Audit execution – A structured audit is having the following four execution steps.

• An opening meeting – It is chaired by the lead auditor where he introduces the team members to the auditees, confirms the arrangements made for the audit, briefs the auditees about the audit details, explain to the auditees difference between major and minor NCRs, ensures that the guides are available during the auditing, explain the timings for daily liasioning meetings and the final closing meeting.
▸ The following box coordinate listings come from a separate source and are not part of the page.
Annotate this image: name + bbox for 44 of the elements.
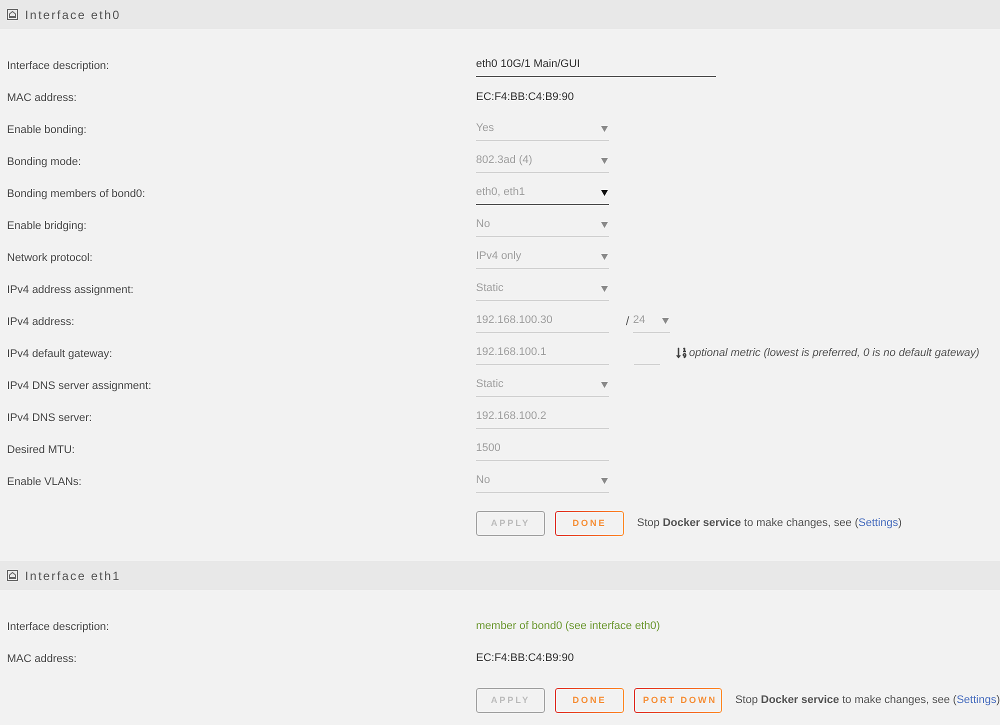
field-label: MAC address: (7, 92, 77, 104)
value-text: EC:F4:BB:C4:B9:90 (476, 90, 574, 105)
field-label: Interface description: (7, 60, 110, 72)
caret-icon (662, 318, 669, 324)
field-label: Network protocol: (7, 252, 93, 264)
section-title: Interface eth1 (25, 568, 121, 584)
field-label: IPv4 address assignment: (7, 284, 134, 296)
sort-numeric-icon (676, 347, 687, 359)
field-label: Desired MTU: (7, 444, 75, 456)
caret-icon (601, 190, 608, 196)
ethernet-port-icon (7, 9, 18, 20)
field-label: Enable bonding: (7, 124, 87, 136)
caret-icon (601, 478, 608, 484)
dropdown-select[interactable]: eth0, eth1 (476, 182, 609, 204)
action-button[interactable]: PORT DOWN (634, 688, 722, 713)
caret-icon (601, 254, 608, 260)
field-label: Interface description: (7, 621, 110, 633)
field-label: IPv4 address: (7, 316, 74, 328)
hint-text: optional metric (lowest is preferred, 0 is no default gateway) (689, 346, 980, 361)
settings-link[interactable]: Settings (858, 517, 898, 530)
field-label: Bonding mode: (7, 156, 81, 168)
settings-link[interactable]: Settings (956, 694, 996, 706)
action-button[interactable]: DONE (555, 511, 624, 536)
action-button[interactable]: DONE (555, 688, 624, 713)
section-title: Interface eth0 (25, 6, 121, 24)
field-label: IPv4 DNS server: (7, 412, 92, 424)
docker-note: Stop Docker service to make changes, see (Settings) (637, 516, 902, 532)
separator-text: / (624, 313, 630, 330)
field-label: Enable bridging: (7, 220, 87, 232)
field-label: Bonding members of bond0: (7, 188, 146, 200)
field-label: Enable VLANs: (7, 476, 82, 488)
caret-icon (601, 382, 608, 388)
caret-icon (601, 158, 608, 164)
field-label: IPv4 DNS server assignment: (7, 380, 152, 392)
text-field[interactable]: eth0 10G/1 Main/GUI (476, 54, 716, 76)
caret-icon (601, 286, 608, 292)
docker-note: Stop Docker service to make changes, see (Settings) (735, 693, 1000, 708)
field-label: IPv4 default gateway: (7, 348, 112, 360)
ethernet-port-icon (7, 570, 18, 581)
caret-icon (601, 222, 608, 228)
field-label: MAC address: (7, 653, 77, 665)
caret-icon (601, 126, 608, 132)
value-text: EC:F4:BB:C4:B9:90 (476, 650, 574, 666)
status-text: member of bond0 (see interface eth0) (476, 618, 660, 634)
The opening meeting is to include the senior management and all the persons involved in the audit.
• The examination and evaluation of the system – The audit is to cover entire scope and is to run to the plan. During the audit clear and precise NCRs are to be raised based on the sound objective evidence. Regular liaisoning meeting are to be held.
• A closing meeting – Like the opening meeting this meeting is also to be chaired by the lead auditor. It is held at the end of the audit. In preparation of this meeting auditors explain their findings during the audit to team members and these findings are reviewed and the actions to be taken on these findings are taken. During closing meeting the lead auditors briefs about the audit scope, and tells the findings of the audits. The NCRs noticed during the audit are explained by the team members and are handed over to the auditees. Team leader give an overall summary of the findings and the conclusions including the actions to be taken are recommended.
• The audit report – This report is handed over during the closing meeting.

Audit report – The lead auditor has the responsibility of the preparation of the audit report. The audit report is to faithfully reflect the tone and the conduct of the audit. It is also to be signed with date by the lead auditor. The audit report is to contain only factual statement of discrepancies supported by the objective evidences. The audit report is to include, if applicable, such items as (i) the scope and the objective of the audit, (ii) details of the audit plan, (iii) the standard and any other document against which the audit was conducted, (iv) observations of the non conformity reports, (v) audit team’s judgment to the extent of the compliance with the applicable standards and other documents, (vi) the ability of the system to achieve the objectives, and (vii) the distribution list for the audit report. Any communication made between the closing meeting and the issue of the report should be made by the lead auditor in the report.